Transforma estándares difusos en acciones concretas: si buscas argumentación, la IA puede proponer contraejemplos; si necesitas práctica deliberada, puede generar variaciones graduadas. Un mapa útil especifica entrada esperada, salida deseada, límites de autonomía y señales de escalamiento al docente. Prueba en pequeño, registra evidencias, y itera con rubricas que privilegien comprensión profunda sobre respuestas ornamentales.
Evita la competencia por atención definiendo quién hace qué y cuándo. El docente conduce intenciones, clima y evaluación holística; la IA asiste con retroalimentación inmediata, ejemplos múltiples y organización logística. Establece turnos: provocar, explorar, consolidar.
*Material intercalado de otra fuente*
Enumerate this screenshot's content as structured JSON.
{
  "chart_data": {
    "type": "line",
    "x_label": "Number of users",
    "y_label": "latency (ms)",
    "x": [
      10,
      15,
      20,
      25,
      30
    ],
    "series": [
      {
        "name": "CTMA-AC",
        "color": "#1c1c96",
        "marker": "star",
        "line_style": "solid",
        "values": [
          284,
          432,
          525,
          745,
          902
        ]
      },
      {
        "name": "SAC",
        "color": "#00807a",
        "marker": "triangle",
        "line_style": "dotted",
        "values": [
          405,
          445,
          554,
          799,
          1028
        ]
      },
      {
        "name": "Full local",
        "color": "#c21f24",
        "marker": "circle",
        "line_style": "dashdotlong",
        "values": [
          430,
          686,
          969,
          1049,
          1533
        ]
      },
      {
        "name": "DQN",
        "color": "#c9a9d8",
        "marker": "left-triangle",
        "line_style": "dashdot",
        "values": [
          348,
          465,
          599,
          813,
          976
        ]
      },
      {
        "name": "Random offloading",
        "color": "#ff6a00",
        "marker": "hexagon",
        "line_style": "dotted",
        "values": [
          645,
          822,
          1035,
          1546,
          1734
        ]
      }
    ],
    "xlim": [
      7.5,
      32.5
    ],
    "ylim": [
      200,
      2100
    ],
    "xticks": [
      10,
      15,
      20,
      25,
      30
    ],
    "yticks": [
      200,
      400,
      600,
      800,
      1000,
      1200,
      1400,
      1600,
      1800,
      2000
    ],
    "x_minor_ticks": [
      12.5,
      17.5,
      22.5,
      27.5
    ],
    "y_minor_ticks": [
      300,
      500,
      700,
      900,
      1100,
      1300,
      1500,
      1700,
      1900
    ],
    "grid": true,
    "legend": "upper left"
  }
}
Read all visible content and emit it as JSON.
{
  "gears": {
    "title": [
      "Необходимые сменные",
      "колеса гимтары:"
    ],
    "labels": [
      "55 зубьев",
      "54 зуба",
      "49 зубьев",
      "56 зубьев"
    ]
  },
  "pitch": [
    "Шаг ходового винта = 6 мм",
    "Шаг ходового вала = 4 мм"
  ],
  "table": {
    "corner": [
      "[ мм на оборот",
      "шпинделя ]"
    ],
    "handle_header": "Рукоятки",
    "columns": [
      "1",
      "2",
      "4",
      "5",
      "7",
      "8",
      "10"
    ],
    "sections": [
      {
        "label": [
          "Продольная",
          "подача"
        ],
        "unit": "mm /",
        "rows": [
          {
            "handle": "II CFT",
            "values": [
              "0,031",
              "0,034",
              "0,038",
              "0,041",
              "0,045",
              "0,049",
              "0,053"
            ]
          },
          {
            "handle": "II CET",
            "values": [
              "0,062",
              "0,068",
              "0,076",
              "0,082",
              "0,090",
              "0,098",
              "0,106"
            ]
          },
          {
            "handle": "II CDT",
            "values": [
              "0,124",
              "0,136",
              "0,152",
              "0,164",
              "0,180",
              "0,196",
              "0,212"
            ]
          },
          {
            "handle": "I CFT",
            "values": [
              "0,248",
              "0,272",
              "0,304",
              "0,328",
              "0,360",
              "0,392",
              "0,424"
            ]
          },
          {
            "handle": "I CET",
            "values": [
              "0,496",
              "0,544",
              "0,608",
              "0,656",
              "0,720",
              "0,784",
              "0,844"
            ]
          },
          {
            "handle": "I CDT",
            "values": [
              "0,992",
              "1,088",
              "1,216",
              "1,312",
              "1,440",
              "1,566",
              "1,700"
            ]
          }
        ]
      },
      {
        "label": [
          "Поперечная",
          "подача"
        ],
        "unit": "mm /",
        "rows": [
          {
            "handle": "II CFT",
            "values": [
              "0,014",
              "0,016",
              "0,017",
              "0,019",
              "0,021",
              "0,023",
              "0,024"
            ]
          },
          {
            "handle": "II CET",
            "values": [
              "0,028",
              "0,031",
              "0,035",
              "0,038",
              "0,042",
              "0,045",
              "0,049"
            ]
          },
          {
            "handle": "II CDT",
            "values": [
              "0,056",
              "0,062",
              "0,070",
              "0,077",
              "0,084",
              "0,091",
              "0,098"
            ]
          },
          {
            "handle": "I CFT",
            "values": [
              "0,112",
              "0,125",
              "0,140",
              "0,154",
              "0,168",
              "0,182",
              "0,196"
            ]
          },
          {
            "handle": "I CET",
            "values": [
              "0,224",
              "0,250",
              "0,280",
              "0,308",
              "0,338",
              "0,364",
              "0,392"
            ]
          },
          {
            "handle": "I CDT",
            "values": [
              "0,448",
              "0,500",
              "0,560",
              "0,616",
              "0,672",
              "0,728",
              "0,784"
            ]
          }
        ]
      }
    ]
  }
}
Delimita no-go zones, como calificaciones finales o diagnósticos sensibles. Comunica estos acuerdos a estudiantes y familias para transparencia y confianza sostenida.
Pequeños rituales sostienen la fluidez: un check-in de 90 segundos para alinear objetivos, un cierre donde la IA resume y el grupo valida, y pausas metacognitivas para nombrar estrategias útiles. Usa tarjetas de rol visibles y señales simples para pedir intervención algorítmica o humana. Documenta decisiones en bitácoras breves que alimenten mejoras continuas y memoria institucional del curso.